Das 9. Schuljahr, dem auch im Lavantinum der Lehrplan der Polytechnischen Schule zugrunde liegt, hat die Aufgabe, die SchülerInnen und Schüler auf ihr weiteres Leben vorzubereiten und bestmöglich für den Eintritt in Lehre oder weiterführende Schulen zu qualifizieren. Das Bildungsziel aller Polytechnischen Schulen Österreichs ist auf eine Vertiefung und Erweiterung der Allgemeinbildung, eine umfassende Berufsorientierung und die Stärkung persönlicher und sozialer Fähigkeiten ausgerichtet. Unsere AbsolventInnen können Eigeninitiative entwickeln, Verantwortung übernehmen und sowohl selbstständig als auch im Team arbeiten. Der Rahmencharakter des PTS Lehrplans ermöglicht autonome Entscheidungsfreiräume hinsichtlich der qualitativen und quantitativen Aufbereitung, der Gliederung der Lehrplaninhalte und Festlegung von Unterrichtsdesigns.

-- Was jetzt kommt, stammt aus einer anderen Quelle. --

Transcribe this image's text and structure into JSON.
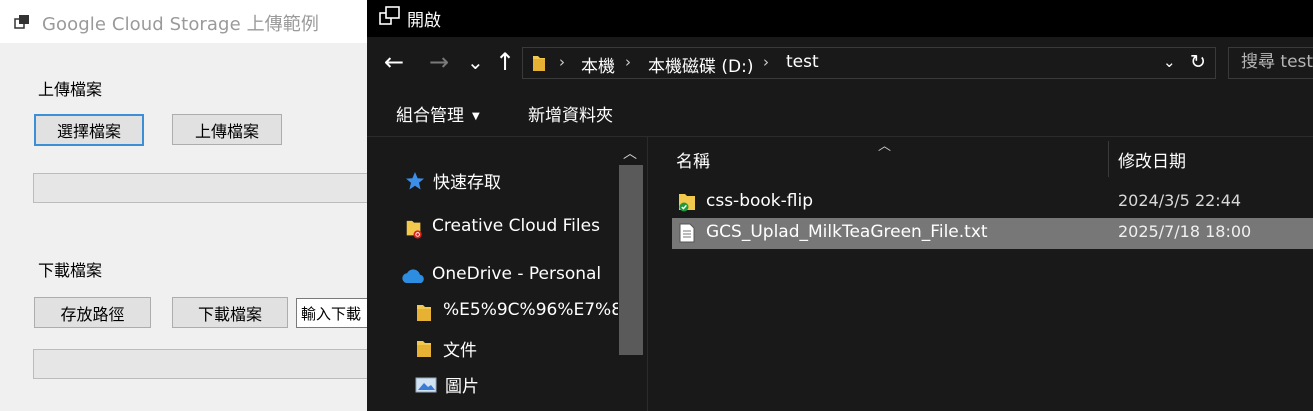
{
  "winform": {
    "title": "Google Cloud Storage 上傳範例",
    "upload_section_label": "上傳檔案",
    "select_file_button": "選擇檔案",
    "upload_button": "上傳檔案",
    "download_section_label": "下載檔案",
    "save_path_button": "存放路徑",
    "download_button": "下載檔案",
    "download_input_placeholder": "輸入下載"
  },
  "explorer": {
    "title": "開啟",
    "nav": {
      "back_glyph": "←",
      "forward_glyph": "→",
      "recent_glyph": "⌄",
      "up_glyph": "↑"
    },
    "breadcrumbs": [
      "本機",
      "本機磁碟 (D:)",
      "test"
    ],
    "search_placeholder": "搜尋 test",
    "commands": {
      "organize": "組合管理",
      "new_folder": "新增資料夾"
    },
    "nav_pane": [
      {
        "label": "快速存取",
        "icon": "star-icon"
      },
      {
        "label": "Creative Cloud Files",
        "icon": "creative-cloud-folder-icon"
      },
      {
        "label": "OneDrive - Personal",
        "icon": "onedrive-cloud-icon"
      },
      {
        "label": "%E5%9C%96%E7%8",
        "icon": "folder-icon"
      },
      {
        "label": "文件",
        "icon": "folder-icon"
      },
      {
        "label": "圖片",
        "icon": "pictures-icon"
      }
    ],
    "columns": {
      "name": "名稱",
      "modified": "修改日期"
    },
    "files": [
      {
        "name": "css-book-flip",
        "modified": "2024/3/5 22:44",
        "icon": "folder-synced-icon",
        "selected": false
      },
      {
        "name": "GCS_Uplad_MilkTeaGreen_File.txt",
        "modified": "2025/7/18 18:00",
        "icon": "text-file-icon",
        "selected": true
      }
    ],
    "colors": {
      "background": "#191919",
      "selected_row": "#777777",
      "titlebar": "#000000"
    }
  }
}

Im Lavantinum heißt das 9. Schuljahr „fit for life“ und wird diesem Motto in allen Bereichen gerecht. In diesem so wichtigen letzten Pflichtschuljahr bekommen die SchülerInnen und Schüler quasi den Feinschliff, bevor der Diamant glänzen kann. Im 9. Jahr des Lavantinum gibt es viel zu tun, im wahrsten Sinn des Wortes. Mindestens ein Praxistag pro Woche, wo die „Großen“ des Lavantinum rausgehen und in den Kooperationsbetrieben bzw in der technischen Akademie mit Lehrlingsbeauftragten als Trainer einen Arbeitstag verbringen. Die Attraktivität ist die Praxis und das Tun, am besten mit Menschen, die das können und gerne machen. Deshalb ist das Lavantinum Kooperationspartner von erfolgreichen Unternehmen aus der Region, die daran interessiert sind, top ausgebildete junge Menschen aufzunehmen und für Ihr Unternehmen zu begeistern. An dieser Stelle muss gesagt werden, dass die Bereitschaft ausgewählter Firmen groß ist, an diesem Bildungskonzept Schule neu denken aktiv mitzumachen und auch die wertschätzende und freundliche Aufnahme ist erwähnenswert und dafür sind wir sehr dankbar. Schule und Wirtschaft gehen im Lavantinum Hand in Hand. Edle Fächer und Lebensateliers runden bei uns  das Abschlussjahr  ab. AbsolventInnen des Lavantinum sind in der Lage, die Entscheidung für ihren weiteren Ausbildungs- und Bildungsweg reflektiert und selbstverantwortlich treffen zu können. Gerüstet für die Lehre oder für weiterführende Schulen entlassen wir voll Zuversicht unsere jungen Damen und Herren in ein eigenständiges Leben.